Boxing was practiced in the ancient Greek Olympics as a sport and in life or death situations by the gladiators of ancient Rome. Throughout the middle ages it survived as a fighting activity in Europe, most notable with the Rus people and their boxing tradition.
The 1700s saw Bare-knuckle boxing, or Prizefighting, as a common event in England. These brutal matches became more and more refined and organized until the 1867 creation of the Marquess of Queensberry rules, which are still the rules in effect for Professional Boxing today. These rules lay out how a match is to be conducted and what are legal and illegal blows. The use of Boxing gloves has also come into play in the last century of boxing.
With the revival of the amateur sport movement, boxing split into two main types: Amateur and Professional. The main difference between the two is that amateur boxers wear protective headgear and their bouts consist of 3 to 4 two minute rounds. Pro Boxing bouts can go from 4 up to 12 three minute rounds and no protective headgear is worn. In general, amateur bouts are decided more based on points scored while professional bouts often end in a Knockout (KO) or Technical Knockout (TKO) when one fighter cannot go on due to injury or fatigue. Amateur boxing is played at collegiate levels on up to National, International and Olympic levels. Successful amateur boxers usually go on to fight professionally.
Philosophy of Boxing
Just as there are different styles of boxing, so too are there differing philosophies of boxing. For example, some boxers try to obliterate their opponent with a brawling style, while others dance, slip and weave around the ring, patiently amassing points while waiting for their opponent to tire or make a mistake so that they can land a decisive blow. Often referred to as the "sweet science," most boxers fall somewhere in between these two styles.
Common to all styles of boxing is a rigorous training regime and development of effective boxing combinations, techniques and toughness.

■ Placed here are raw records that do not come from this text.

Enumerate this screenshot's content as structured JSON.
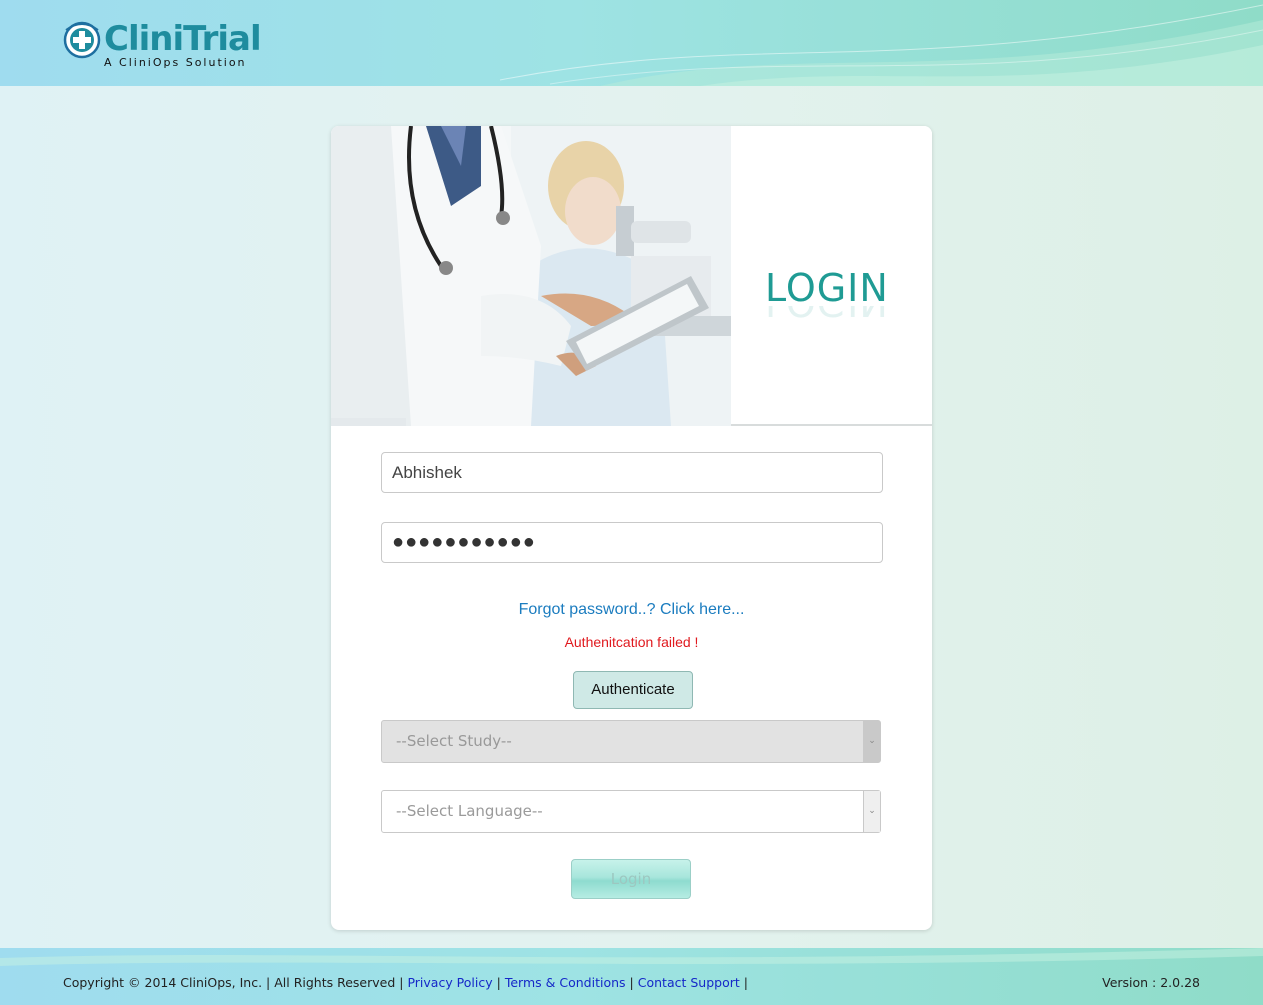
{
  "brand": {
    "name": "CliniTrial",
    "tagline": "A CliniOps Solution"
  },
  "login_card": {
    "title": "LOGIN",
    "username_value": "Abhishek",
    "password_masked": "●●●●●●●●●●●",
    "forgot_password": "Forgot password..? Click here...",
    "error_message": "Authenitcation failed !",
    "authenticate_label": "Authenticate",
    "study_select": "--Select Study--",
    "language_select": "--Select Language--",
    "login_label": "Login"
  },
  "footer": {
    "copyright": "Copyright © 2014 CliniOps, Inc. | All Rights Reserved |",
    "privacy": "Privacy Policy",
    "terms": "Terms & Conditions",
    "support": "Contact Support",
    "version": "Version : 2.0.28"
  },
  "colors": {
    "brand_teal": "#1f9b94",
    "error_red": "#e0191e",
    "link_blue": "#1b7cbf"
  }
}
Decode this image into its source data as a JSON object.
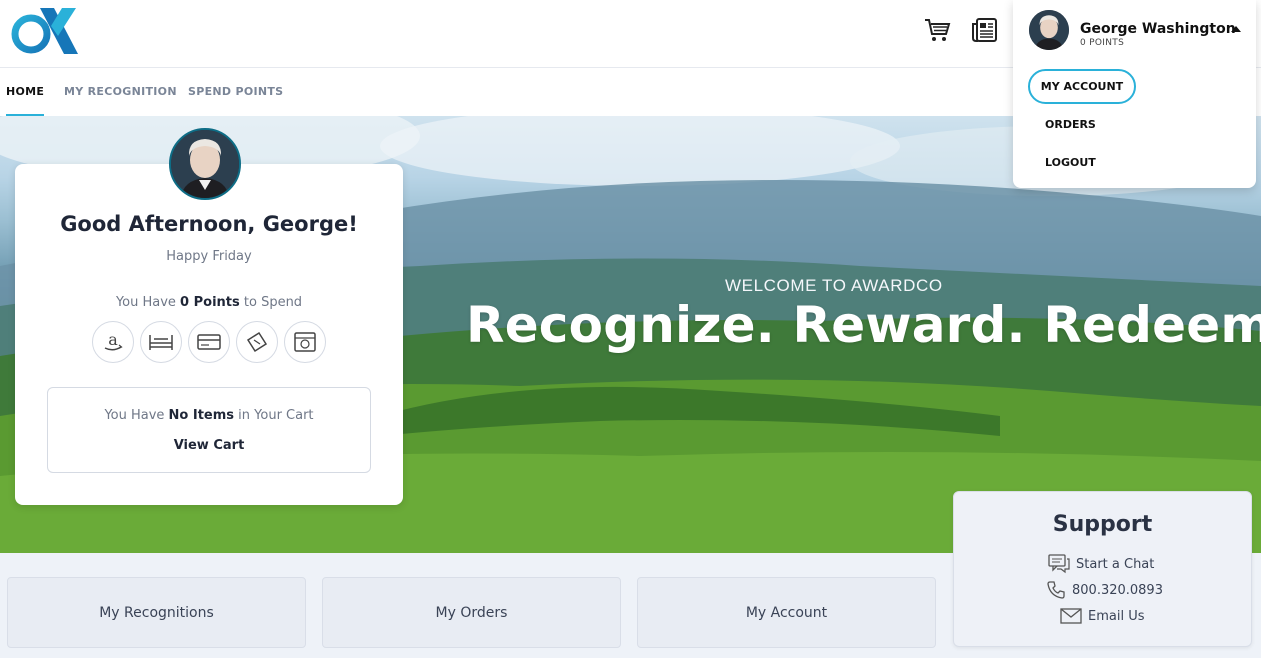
{
  "header": {
    "logo_icon": "awardco-logo",
    "cart_icon": "cart-icon",
    "news_icon": "newspaper-icon"
  },
  "nav": {
    "tabs": [
      {
        "label": "HOME",
        "active": true
      },
      {
        "label": "MY RECOGNITION",
        "active": false
      },
      {
        "label": "SPEND POINTS",
        "active": false
      }
    ]
  },
  "user_menu": {
    "name": "George Washington",
    "points": "0 POINTS",
    "items": [
      "MY ACCOUNT",
      "ORDERS",
      "LOGOUT"
    ]
  },
  "hero": {
    "subtitle": "WELCOME TO AWARDCO",
    "title": "Recognize. Reward. Redeem."
  },
  "greeting": {
    "title": "Good Afternoon, George!",
    "subtitle": "Happy Friday",
    "points_prefix": "You Have ",
    "points_value": "0 Points",
    "points_suffix": " to Spend",
    "categories": [
      "amazon-icon",
      "bed-icon",
      "card-icon",
      "ticket-icon",
      "gift-card-icon"
    ],
    "cart_prefix": "You Have ",
    "cart_value": "No Items",
    "cart_suffix": " in Your Cart",
    "view_cart": "View Cart"
  },
  "tiles": [
    "My Recognitions",
    "My Orders",
    "My Account"
  ],
  "support": {
    "title": "Support",
    "chat": "Start a Chat",
    "phone": "800.320.0893",
    "email": "Email Us"
  },
  "colors": {
    "accent": "#2ab1d9",
    "text_dark": "#1f2637",
    "text_muted": "#6f7787"
  }
}
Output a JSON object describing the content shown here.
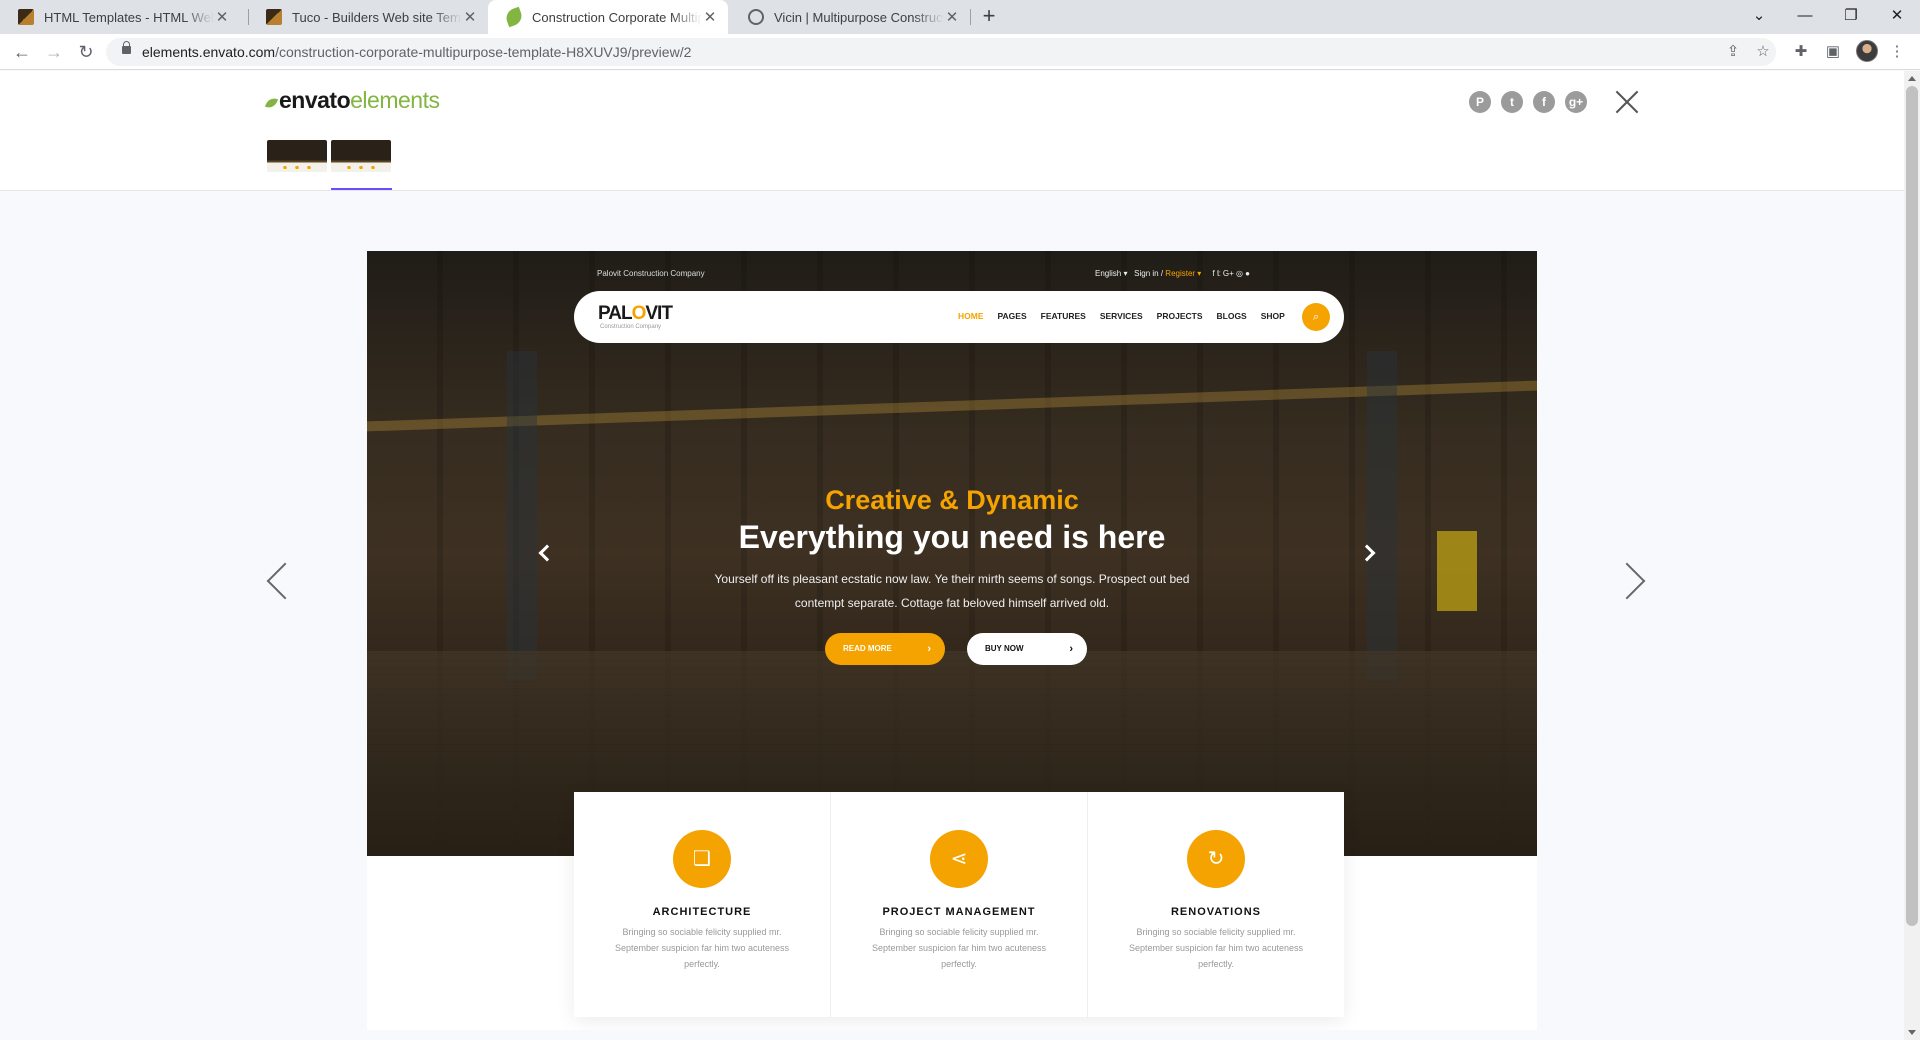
{
  "browser": {
    "tabs": [
      {
        "title": "HTML Templates - HTML Website Templates",
        "active": false
      },
      {
        "title": "Tuco - Builders Web site Template",
        "active": false
      },
      {
        "title": "Construction Corporate Multipurpose",
        "active": true
      },
      {
        "title": "Vicin | Multipurpose Construction",
        "active": false
      }
    ],
    "url_domain": "elements.envato.com",
    "url_path": "/construction-corporate-multipurpose-template-H8XUVJ9/preview/2"
  },
  "envato": {
    "logo_bold": "envato",
    "logo_light": "elements",
    "share_icons": [
      "pinterest-icon",
      "twitter-icon",
      "facebook-icon",
      "google-plus-icon"
    ]
  },
  "preview": {
    "topbar_left": "Palovit Construction Company",
    "topbar_right": {
      "language": "English ▾",
      "signin": "Sign in /",
      "register": "Register ▾",
      "social": "f  𝕥  G+  ◎  ●"
    },
    "logo": {
      "pal": "PAL",
      "o": "O",
      "vit": "VIT",
      "sub": "Construction Company"
    },
    "nav": [
      "HOME",
      "PAGES",
      "FEATURES",
      "SERVICES",
      "PROJECTS",
      "BLOGS",
      "SHOP"
    ],
    "hero": {
      "subtitle": "Creative & Dynamic",
      "title": "Everything you need is here",
      "text": "Yourself off its pleasant ecstatic now law. Ye their mirth seems of songs. Prospect out bed contempt separate. Cottage fat beloved himself arrived old.",
      "btn_read": "READ MORE",
      "btn_buy": "BUY NOW"
    },
    "services": [
      {
        "title": "ARCHITECTURE",
        "text": "Bringing so sociable felicity supplied mr. September suspicion far him two acuteness perfectly.",
        "icon": "bookmark-icon"
      },
      {
        "title": "PROJECT MANAGEMENT",
        "text": "Bringing so sociable felicity supplied mr. September suspicion far him two acuteness perfectly.",
        "icon": "share-icon"
      },
      {
        "title": "RENOVATIONS",
        "text": "Bringing so sociable felicity supplied mr. September suspicion far him two acuteness perfectly.",
        "icon": "refresh-icon"
      }
    ]
  },
  "colors": {
    "accent": "#f4a300",
    "envato_green": "#82b541",
    "tab_strip": "#dee1e6"
  }
}
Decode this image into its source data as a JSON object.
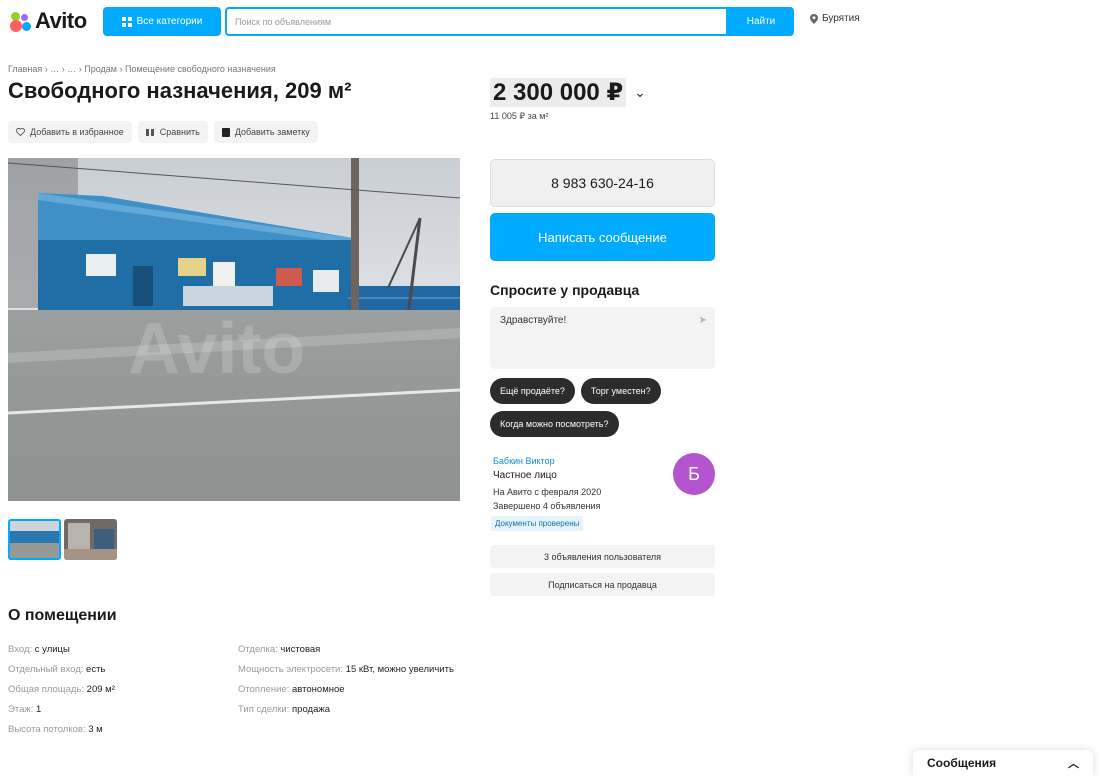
{
  "header": {
    "logo": "Avito",
    "categories_label": "Все категории",
    "search_placeholder": "Поиск по объявлениям",
    "find_label": "Найти",
    "region": "Бурятия"
  },
  "breadcrumb": "Главная › … › … › Продам › Помещение свободного назначения",
  "listing": {
    "title": "Свободного назначения, 209 м²",
    "actions": [
      {
        "icon": "heart-icon",
        "label": "Добавить в избранное"
      },
      {
        "icon": "compare-icon",
        "label": "Сравнить"
      },
      {
        "icon": "note-icon",
        "label": "Добавить заметку"
      }
    ],
    "price": "2 300 000 ₽",
    "price_per_m": "11 005 ₽ за м²",
    "watermark": "Avito"
  },
  "contact": {
    "phone": "8 983 630-24-16",
    "message_button": "Написать сообщение",
    "ask_title": "Спросите у продавца",
    "ask_text": "Здравствуйте!",
    "chips": [
      "Ещё продаёте?",
      "Торг уместен?",
      "Когда можно посмотреть?"
    ]
  },
  "seller": {
    "name": "Бабкин Виктор",
    "type": "Частное лицо",
    "since": "На Авито с февраля 2020",
    "completed": "Завершено 4 объявления",
    "docs": "Документы проверены",
    "avatar_letter": "Б",
    "avatar_color": "#b554d0",
    "links": [
      "3 объявления пользователя",
      "Подписаться на продавца"
    ]
  },
  "about": {
    "title": "О помещении",
    "left": [
      {
        "k": "Вход:",
        "v": "с улицы"
      },
      {
        "k": "Отдельный вход:",
        "v": "есть"
      },
      {
        "k": "Общая площадь:",
        "v": "209 м²"
      },
      {
        "k": "Этаж:",
        "v": "1"
      },
      {
        "k": "Высота потолков:",
        "v": "3 м"
      }
    ],
    "right": [
      {
        "k": "Отделка:",
        "v": "чистовая"
      },
      {
        "k": "Мощность электросети:",
        "v": "15 кВт, можно увеличить"
      },
      {
        "k": "Отопление:",
        "v": "автономное"
      },
      {
        "k": "Тип сделки:",
        "v": "продажа"
      }
    ]
  },
  "messages": {
    "label": "Сообщения"
  },
  "colors": {
    "accent": "#00aaff",
    "chip": "#2c2c2c"
  }
}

A common philosophy could be one of “no pain, no gain” or that only through practicing hard can one become great.
Boxing as Self-Defense
Boxing has advantages when it comes to self-defense as practise sessions involve real life sparring; both hitting and getting hit. This experience, combined with cardio and strength training make the boxer a lethal adversary. Also, boxing techniques can be applied from a distance before any takedowns or grappling can occur: a definite advantage for those unfamiliar with striking techniques. The flip-side is that if a boxer is in close quarters or goes down to the ground with an opponent who knows how to nullify strikes, he could be in for some trouble. This being said, sometimes one punch is all that’s needed.
Boxing for Kids
Boxing can be practiced safely by kids, and provides an excellent outlet for excess energy and a great way to keep young bodies healthy and minds focused.
Boxing for Adults
Boxing is a popular form of exercise for adults looking for a superior cardio-workout. It also builds a strong core with all of its work on the abdominal region.